Not sure how bonds work, or need a refresher? Check out this article.
1) Investing in individual bonds
The only way to invest in individual bonds is to buy it directly from the issuer (for example, the company) and it is similar to purchasing an IPO. However, for the average investor this can be quite difficult, as most issuers only offer bonds to certain investors, typically institutional investors. Although, if you are interested in a particular bond, your broker may be able to arrange this for you. They should provide you with the paperwork and a prospectus. It is important that you read the prospectus carefully before investing.
As investing in individual bonds is out of reach for most retail investors, to gain exposure to this market an alternative are bond funds. These investment funds are made up of various bonds and other debt instruments, and there are a number of ways to access them.
2) Investing in Bond ETFs
Bond ETFs are available on the ASX, therefore anyone with an online share trading account can access them. When you invest in a bond ETF, generally you will be investing in a fund that tracks the bond market and replicates its returns. Some ETFs track specific types of bonds, for example, just corporate bonds or government bonds.
Related article: What is an Exchange Traded Fund (ETF)?
Investing through a bond ETF doesn’t mean that you miss out on dividends. Typically, bond ETFs pay out interest monthly, while any capital gains are paid out through an annual dividend.

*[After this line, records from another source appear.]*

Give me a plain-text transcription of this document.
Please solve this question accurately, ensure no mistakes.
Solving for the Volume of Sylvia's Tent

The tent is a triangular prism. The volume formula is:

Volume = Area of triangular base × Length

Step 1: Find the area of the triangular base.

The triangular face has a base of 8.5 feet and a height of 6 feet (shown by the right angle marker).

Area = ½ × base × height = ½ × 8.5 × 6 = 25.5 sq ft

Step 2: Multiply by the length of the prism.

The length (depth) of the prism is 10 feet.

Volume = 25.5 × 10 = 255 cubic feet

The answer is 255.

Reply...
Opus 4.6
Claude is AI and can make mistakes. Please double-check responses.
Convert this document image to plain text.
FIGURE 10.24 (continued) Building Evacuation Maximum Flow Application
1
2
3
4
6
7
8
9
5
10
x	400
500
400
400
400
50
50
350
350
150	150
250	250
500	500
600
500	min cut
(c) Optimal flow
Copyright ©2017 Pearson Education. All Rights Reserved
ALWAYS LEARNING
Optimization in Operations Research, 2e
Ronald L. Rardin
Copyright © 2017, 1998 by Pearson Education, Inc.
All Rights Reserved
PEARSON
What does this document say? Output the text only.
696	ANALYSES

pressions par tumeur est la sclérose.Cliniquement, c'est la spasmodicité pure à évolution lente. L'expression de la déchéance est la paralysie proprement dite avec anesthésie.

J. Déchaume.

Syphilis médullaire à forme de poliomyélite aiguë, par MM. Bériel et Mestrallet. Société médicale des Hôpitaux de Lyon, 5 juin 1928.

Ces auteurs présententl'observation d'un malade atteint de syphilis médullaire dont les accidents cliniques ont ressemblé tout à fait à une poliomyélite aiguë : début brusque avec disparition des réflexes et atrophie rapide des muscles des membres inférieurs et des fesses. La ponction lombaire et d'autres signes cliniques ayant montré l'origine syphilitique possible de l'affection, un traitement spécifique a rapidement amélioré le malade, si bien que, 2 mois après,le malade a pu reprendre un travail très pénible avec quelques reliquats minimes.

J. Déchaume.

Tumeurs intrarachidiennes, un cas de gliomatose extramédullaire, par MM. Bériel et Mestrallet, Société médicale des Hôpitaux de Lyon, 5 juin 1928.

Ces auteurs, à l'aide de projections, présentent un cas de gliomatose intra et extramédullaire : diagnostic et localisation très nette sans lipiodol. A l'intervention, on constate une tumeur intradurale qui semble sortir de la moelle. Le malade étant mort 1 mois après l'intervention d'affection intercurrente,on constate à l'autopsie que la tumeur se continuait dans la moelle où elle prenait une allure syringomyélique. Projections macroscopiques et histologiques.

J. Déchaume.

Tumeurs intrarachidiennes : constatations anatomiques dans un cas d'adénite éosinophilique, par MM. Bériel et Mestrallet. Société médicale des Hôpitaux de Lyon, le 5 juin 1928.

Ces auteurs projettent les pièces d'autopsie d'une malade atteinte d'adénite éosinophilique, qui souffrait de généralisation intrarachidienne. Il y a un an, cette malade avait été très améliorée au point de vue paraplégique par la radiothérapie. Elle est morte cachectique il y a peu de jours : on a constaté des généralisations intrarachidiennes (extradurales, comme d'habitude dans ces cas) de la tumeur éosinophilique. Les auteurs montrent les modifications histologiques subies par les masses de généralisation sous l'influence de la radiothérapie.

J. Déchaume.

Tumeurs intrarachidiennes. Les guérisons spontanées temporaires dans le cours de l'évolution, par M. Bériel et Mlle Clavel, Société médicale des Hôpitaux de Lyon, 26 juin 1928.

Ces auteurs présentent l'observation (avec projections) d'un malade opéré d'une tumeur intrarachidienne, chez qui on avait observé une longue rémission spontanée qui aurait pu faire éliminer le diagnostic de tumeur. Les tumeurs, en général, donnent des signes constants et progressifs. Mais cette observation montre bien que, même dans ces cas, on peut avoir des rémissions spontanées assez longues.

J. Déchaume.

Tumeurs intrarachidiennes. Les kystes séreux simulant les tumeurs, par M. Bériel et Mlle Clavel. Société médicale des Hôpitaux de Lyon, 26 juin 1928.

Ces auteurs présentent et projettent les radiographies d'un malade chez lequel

3) Investing in bonds through managed funds
Most managed funds will also be able to provide exposure to the bond market. While investing in bonds through managed funds is similar to bond ETFs, the difference is managed funds are overseen but a professional fund manager.
Fund managers will select the bonds and other securities to invest in and try to match it with their clients ideal asset allocation. They will also actively try to beat the market and aim to deliver their clients strong returns. However, bear in mind, this service comes at a cost and will often be pricier than standard ETF fees. So, make sure you shop around before deciding on the right managed fund for you.
4) Investing in bonds through your super
Another way to access bonds is through your superannuation. In fact, most super funds allow you to invest solely in fixed interest assets like bonds and cash. However, if you are looking to diversify your investment portfolio, generally a mix of defensive assets and growth assets is recommended.
The risks involved
While bonds are generally considered a safer investment option compared to shares, it does not mean that they are without risk. The main risk investors face with bonds, is the chance that the bond issuers will default on the loan and not be able to pay the interest owed to investors. So depending on the bond you are invested in, some are less risky than others. Corporate bonds, for example, are seen as riskier than government bonds, as the chance of a government defaulting is minimal.
Interest rate risk should also be considered when investing in bonds. Typically, as interest rates rise the value of bonds fall. This is because investors can take on less risk by moving to cash investments with a competitive interest rate. Therefore, making bonds a less attractive investment option.